Please remember, all features of a claim have to be implemented for an infringing product or service. Even in a broad claim, a single cumbersome detail could render the claim unenforceable. This is even more difficult if a standard essential patent (SEP) is sought. More and more standards seem to be deliberately written in a broad language, in order to avoid patenting the standard. Hence, the claim language must be broader in order to cover the respective feature of a standard contribution to be submitted.
A fourth rule can hence be formulated: A claim should be devoid of any bottlenecks or hard-to-proof features. The enforcement/litigation perspective is often forgotten in the drafting process. Because it only emerges far in the future. And because the drafting patent attorney might be unfamiliar with licensing and litigation. Therefore he/she cannot feedback information of these experiences into the drafting process. However, it should be made clear that the main motivation for the investment in a patent is the protection of the invention – and protection is the effect of enforceability.

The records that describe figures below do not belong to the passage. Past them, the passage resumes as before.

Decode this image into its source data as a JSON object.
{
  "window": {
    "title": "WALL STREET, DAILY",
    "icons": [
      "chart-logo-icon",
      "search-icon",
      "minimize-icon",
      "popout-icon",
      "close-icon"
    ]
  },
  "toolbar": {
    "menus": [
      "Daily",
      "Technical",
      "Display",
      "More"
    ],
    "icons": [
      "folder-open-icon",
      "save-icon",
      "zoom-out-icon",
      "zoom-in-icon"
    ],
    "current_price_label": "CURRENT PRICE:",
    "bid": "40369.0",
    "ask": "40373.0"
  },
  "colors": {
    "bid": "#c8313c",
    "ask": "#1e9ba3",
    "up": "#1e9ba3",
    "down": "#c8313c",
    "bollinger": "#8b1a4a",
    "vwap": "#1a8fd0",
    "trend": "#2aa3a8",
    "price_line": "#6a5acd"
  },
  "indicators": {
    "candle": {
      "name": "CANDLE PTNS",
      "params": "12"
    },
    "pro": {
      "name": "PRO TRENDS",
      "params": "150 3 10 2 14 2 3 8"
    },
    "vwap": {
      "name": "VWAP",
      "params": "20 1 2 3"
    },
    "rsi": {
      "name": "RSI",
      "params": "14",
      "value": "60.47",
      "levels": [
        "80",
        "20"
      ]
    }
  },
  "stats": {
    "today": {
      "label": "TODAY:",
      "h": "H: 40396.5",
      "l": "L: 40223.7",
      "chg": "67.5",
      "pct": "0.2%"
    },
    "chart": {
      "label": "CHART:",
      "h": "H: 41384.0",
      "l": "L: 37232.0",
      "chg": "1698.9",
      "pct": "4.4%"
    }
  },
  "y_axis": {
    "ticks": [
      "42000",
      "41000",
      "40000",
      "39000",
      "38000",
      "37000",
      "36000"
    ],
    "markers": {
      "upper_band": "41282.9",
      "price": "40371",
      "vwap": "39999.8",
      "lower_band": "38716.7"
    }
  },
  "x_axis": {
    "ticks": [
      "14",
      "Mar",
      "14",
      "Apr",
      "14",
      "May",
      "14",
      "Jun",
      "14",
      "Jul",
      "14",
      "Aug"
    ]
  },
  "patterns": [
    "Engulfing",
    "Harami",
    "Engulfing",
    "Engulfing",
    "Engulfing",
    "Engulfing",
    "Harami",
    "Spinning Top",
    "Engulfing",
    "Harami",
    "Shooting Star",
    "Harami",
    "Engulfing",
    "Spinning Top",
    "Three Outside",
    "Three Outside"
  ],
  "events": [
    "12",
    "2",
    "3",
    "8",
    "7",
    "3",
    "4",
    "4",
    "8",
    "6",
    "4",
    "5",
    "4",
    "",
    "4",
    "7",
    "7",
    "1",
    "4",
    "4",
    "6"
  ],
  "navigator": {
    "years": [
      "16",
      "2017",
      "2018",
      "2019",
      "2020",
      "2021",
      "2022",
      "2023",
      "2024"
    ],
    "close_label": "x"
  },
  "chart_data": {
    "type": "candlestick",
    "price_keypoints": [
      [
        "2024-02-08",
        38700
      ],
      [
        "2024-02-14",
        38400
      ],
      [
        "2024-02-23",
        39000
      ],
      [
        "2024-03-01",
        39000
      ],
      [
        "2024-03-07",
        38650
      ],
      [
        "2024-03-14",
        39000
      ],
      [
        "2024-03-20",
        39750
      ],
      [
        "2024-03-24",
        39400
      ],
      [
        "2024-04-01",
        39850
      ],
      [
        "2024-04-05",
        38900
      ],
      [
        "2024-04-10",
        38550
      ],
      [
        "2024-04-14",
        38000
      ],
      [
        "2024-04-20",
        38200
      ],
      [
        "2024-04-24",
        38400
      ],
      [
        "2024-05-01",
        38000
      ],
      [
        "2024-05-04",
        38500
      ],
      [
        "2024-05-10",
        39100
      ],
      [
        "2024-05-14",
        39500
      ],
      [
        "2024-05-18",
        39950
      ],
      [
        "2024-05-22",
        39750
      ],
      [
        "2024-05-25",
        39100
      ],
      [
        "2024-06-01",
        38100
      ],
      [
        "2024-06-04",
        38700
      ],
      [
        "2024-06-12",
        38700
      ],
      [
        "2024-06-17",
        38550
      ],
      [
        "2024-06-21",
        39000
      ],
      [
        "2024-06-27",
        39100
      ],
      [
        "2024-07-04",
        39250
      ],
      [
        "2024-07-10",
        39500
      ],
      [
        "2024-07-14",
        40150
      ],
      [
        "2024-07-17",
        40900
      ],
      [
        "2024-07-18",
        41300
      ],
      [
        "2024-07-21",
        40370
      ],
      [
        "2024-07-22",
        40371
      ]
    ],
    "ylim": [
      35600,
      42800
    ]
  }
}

The FCJ has acknowledged the difficulties when producing claims. In the decision “Communication Channel” from 2014 the court stated:
“Insofar as claims are already formulated in an application, these have […] only a provisional character. It is only in the course of the subsequent examination procedure that it is necessary to work out what is protectable in the light of the prior art and for which claims the applicant seeks protection.”
As a consequence, the claims of a patent application have not to perfectly define the scope-of-protection when initially submitting the application. Submitting perfect claims initially is even impossible because of the lacking information that will be provided by the examiner (e.g. prior art).
Initial claims of the patent application should provide an adaptable starting point in order to arrive at a broad, intelligible, and enforceable claim set for the patent, i.e. at the end of the granting process or of an opposition procedure. This should be the fifth rule for drafting claims for a patent application.
In sum, the five rules are:
1. An independent claim must only comprise features that exist in all embodiments of the invention.
2. An inventor/owner must always be able to understand what the broadest form of the invention is. And she/he should know how it is protected by an independent claim.
3. Claim language must provide a clear impression of the invention and facilitate a prior art search by an examiner.
4. A claims must be devoid of any bottlenecks or hard-to-proof features.
5. Initial claims of a patent application have to provide an adaptable starting point for the granting procedure. The goal is to arrive at a broad, intelligible, and enforceable claim set for a patent.